The move by the Department of Managed Health Care is one of the strongest statements in favor of women's reproductive health rights you're likely to hear from officials of any state, at a time when those rights are under systematic attack. So it's proper to pay attention. . . .
The Daily Beast: Indiana 'Feticide' Charge Is the Latest Fallout From States' Strict Anti-Abortion Laws, by Sally Kohn:
Anyone who doubts that laws restricting abortion rights actually restrict the freedom of women to fundamentally control their bodies and health should look at Indiana. In that state, a 33-year-old woman has been charged with “feticide” after suffering premature delivery and seeking hospital treatment. She becomes the second woman to recently be charged with “feticide” in Indiana. Nationwide, at least 37 other states have similar laws that have restricted the rights of pregnant women under the guise of supposedly protecting fetuses. . . .
Tuesday, August 26, 2014
Alba Ruibal (CONICET Argentina; European University Institute - Department of Law) has posted Reform and Backlash in Mexico's Abortion Law: Political and Legal Opportunities for Mobilization and Countermobilization on SSRN. Here is the abstract:
The restrictive legal framework of abortion in Latin America has started to change during the past decade, as legislative reforms and high court decisions have liberalized, to different extents, the abortion laws in Colombia, Mexico City, Brazil, Argentina and Uruguay. Feminist mobilization has been the crucial factor of change in this area of rights, and conservative religious actors have been the main opponents of reform. Political and legal factors contribute to understand the timing and outcomes of legal changes, as well as the capacity of movement and counter-movement to influence reform processes. Based on field work carried out in Mexico, this paper analyzes the main components of the legal and political opportunities that have been relevant in abortion legal reform in that country, which offer important points of reference for other Latin American cases.
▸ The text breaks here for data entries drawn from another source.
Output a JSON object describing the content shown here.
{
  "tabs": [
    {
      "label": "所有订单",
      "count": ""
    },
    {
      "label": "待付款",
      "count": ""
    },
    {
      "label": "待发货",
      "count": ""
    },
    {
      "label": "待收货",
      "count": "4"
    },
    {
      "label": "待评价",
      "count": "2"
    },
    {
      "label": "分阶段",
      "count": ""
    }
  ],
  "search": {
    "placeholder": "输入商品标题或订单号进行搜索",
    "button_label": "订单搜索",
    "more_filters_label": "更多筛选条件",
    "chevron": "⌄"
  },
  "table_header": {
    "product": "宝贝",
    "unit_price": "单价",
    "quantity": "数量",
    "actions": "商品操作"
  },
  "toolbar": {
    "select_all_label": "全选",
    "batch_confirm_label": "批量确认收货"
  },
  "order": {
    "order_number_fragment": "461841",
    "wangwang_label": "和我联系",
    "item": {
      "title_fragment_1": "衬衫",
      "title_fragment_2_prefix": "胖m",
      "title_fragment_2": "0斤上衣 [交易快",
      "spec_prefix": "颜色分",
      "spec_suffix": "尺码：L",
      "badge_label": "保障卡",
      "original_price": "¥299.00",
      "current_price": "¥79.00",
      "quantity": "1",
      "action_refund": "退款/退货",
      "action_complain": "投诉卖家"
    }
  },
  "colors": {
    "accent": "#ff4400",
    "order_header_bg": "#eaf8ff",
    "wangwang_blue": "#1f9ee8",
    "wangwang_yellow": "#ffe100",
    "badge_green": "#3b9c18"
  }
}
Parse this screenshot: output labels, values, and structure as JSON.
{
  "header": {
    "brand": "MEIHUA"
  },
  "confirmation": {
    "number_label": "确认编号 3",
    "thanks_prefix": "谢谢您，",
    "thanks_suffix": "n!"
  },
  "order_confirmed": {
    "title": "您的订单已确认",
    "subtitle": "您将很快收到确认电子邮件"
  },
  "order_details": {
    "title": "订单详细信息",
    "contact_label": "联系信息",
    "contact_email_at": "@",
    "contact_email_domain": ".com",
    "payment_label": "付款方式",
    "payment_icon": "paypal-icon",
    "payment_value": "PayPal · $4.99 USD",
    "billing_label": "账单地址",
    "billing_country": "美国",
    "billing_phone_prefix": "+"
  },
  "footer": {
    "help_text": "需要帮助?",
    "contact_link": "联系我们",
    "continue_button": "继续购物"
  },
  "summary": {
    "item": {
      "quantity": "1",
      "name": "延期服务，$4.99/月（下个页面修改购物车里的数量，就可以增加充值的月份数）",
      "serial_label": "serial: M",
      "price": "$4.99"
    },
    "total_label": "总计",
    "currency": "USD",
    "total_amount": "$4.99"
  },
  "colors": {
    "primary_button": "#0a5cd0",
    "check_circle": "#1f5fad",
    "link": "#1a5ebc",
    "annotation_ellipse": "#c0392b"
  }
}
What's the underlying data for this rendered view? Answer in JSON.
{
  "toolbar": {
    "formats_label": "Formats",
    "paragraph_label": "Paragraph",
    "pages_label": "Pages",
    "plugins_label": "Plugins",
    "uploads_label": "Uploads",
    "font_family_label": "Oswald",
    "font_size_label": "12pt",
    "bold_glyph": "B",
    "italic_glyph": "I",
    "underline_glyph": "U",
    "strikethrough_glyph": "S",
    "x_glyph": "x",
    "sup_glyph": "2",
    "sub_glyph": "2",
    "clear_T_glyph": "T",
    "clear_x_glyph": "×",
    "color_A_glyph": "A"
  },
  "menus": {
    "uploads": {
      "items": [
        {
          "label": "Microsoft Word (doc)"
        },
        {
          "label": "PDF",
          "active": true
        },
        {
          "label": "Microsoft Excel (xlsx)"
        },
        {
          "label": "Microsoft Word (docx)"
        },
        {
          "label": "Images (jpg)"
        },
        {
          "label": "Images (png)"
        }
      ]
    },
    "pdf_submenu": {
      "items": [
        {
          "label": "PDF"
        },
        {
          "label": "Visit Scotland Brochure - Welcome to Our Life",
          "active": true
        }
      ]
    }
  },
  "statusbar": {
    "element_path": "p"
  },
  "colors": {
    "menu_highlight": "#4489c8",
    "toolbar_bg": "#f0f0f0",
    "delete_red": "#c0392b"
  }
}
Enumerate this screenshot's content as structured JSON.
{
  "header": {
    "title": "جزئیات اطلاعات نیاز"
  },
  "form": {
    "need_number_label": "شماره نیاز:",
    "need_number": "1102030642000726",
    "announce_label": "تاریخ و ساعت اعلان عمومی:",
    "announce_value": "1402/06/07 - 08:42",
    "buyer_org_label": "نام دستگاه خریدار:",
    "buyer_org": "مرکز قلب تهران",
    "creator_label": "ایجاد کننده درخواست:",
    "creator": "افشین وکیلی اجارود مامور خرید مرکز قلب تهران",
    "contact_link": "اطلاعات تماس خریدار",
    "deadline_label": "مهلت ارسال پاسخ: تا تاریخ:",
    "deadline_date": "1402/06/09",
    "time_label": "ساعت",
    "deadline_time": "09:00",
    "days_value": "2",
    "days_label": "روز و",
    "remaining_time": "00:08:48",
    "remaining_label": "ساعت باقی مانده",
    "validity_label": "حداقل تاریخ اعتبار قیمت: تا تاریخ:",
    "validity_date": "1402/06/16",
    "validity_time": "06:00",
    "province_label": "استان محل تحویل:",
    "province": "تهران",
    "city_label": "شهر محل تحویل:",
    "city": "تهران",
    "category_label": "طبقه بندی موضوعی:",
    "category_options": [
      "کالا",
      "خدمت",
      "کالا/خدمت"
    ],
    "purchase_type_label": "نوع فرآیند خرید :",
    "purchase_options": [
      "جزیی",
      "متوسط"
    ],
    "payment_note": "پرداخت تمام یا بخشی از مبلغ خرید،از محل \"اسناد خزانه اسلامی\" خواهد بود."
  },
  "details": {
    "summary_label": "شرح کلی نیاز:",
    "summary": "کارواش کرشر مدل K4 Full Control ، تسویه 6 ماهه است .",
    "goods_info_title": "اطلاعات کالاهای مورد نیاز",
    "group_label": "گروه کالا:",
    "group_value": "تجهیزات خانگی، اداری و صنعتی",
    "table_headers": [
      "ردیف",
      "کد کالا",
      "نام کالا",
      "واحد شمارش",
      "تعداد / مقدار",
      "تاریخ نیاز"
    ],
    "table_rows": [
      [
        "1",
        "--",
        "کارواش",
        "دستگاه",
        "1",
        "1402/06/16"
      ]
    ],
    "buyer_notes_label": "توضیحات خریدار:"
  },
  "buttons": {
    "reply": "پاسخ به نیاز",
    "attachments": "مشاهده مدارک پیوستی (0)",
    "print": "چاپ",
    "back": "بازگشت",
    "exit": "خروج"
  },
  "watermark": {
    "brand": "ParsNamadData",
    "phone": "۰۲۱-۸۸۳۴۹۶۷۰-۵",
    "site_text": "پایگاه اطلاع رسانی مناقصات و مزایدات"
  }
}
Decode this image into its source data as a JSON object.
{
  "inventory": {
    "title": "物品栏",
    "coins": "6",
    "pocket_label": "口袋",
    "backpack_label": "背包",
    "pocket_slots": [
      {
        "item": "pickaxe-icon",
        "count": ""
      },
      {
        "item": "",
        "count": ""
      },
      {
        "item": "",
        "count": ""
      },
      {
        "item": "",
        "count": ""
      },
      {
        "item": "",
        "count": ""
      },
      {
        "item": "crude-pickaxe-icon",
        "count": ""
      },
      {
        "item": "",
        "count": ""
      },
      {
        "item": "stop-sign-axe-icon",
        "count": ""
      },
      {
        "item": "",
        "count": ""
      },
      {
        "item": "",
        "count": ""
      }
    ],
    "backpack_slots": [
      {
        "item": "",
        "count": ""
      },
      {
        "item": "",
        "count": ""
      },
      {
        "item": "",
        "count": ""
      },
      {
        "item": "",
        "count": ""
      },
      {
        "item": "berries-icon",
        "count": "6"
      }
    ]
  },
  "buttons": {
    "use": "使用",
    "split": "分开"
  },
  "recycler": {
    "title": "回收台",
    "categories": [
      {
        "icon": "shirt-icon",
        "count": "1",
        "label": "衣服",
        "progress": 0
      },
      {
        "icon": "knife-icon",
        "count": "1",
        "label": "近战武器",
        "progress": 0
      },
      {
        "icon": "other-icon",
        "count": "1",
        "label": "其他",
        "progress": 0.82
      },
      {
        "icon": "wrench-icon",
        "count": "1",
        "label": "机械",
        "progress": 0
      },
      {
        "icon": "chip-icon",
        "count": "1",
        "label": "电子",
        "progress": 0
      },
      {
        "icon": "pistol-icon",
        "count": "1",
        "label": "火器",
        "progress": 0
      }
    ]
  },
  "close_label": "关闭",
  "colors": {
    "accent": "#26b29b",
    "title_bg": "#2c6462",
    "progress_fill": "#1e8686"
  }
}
Drawing on social movement theory and legal studies literature, this paper highlights the importance of relatively stable components of political opportunities such as the type of institutional organization of federalism, which determines the location of abortion policy - and the possibilities of social movements to influence it, as well as of institutional arrangements and cultural understandings regarding the relationship between State and Church. Regarding more contingent political factors, the analysis of this case confirms that divisions among elites, and in particular post-electoral conflict, may create conditions for rights advocacy actors, whereas politicians’ search for legitimacy and short-term electoral incentives may favor counter-reformers, especially at the local level - where there may be greater Church’s influence and less accountability mechanisms. With regards to the legal opportunity, the paper highlights the role of the rules of access to courts and legal standing in constitutional review proceedings, as determinants of the types of actors and claims that reach the courts. The analysis of the Mexican case shows how constitutional courts, in their quest for institutional legitimacy, may expand the legal opportunity for the participation of social actors at judicial proceedings, when facing decisions that involve highly controversial issues and social conflicts. Finally, the paper shows how rules of opinion formation at courts may affect final judicial outcomes and the influence of social actors in them.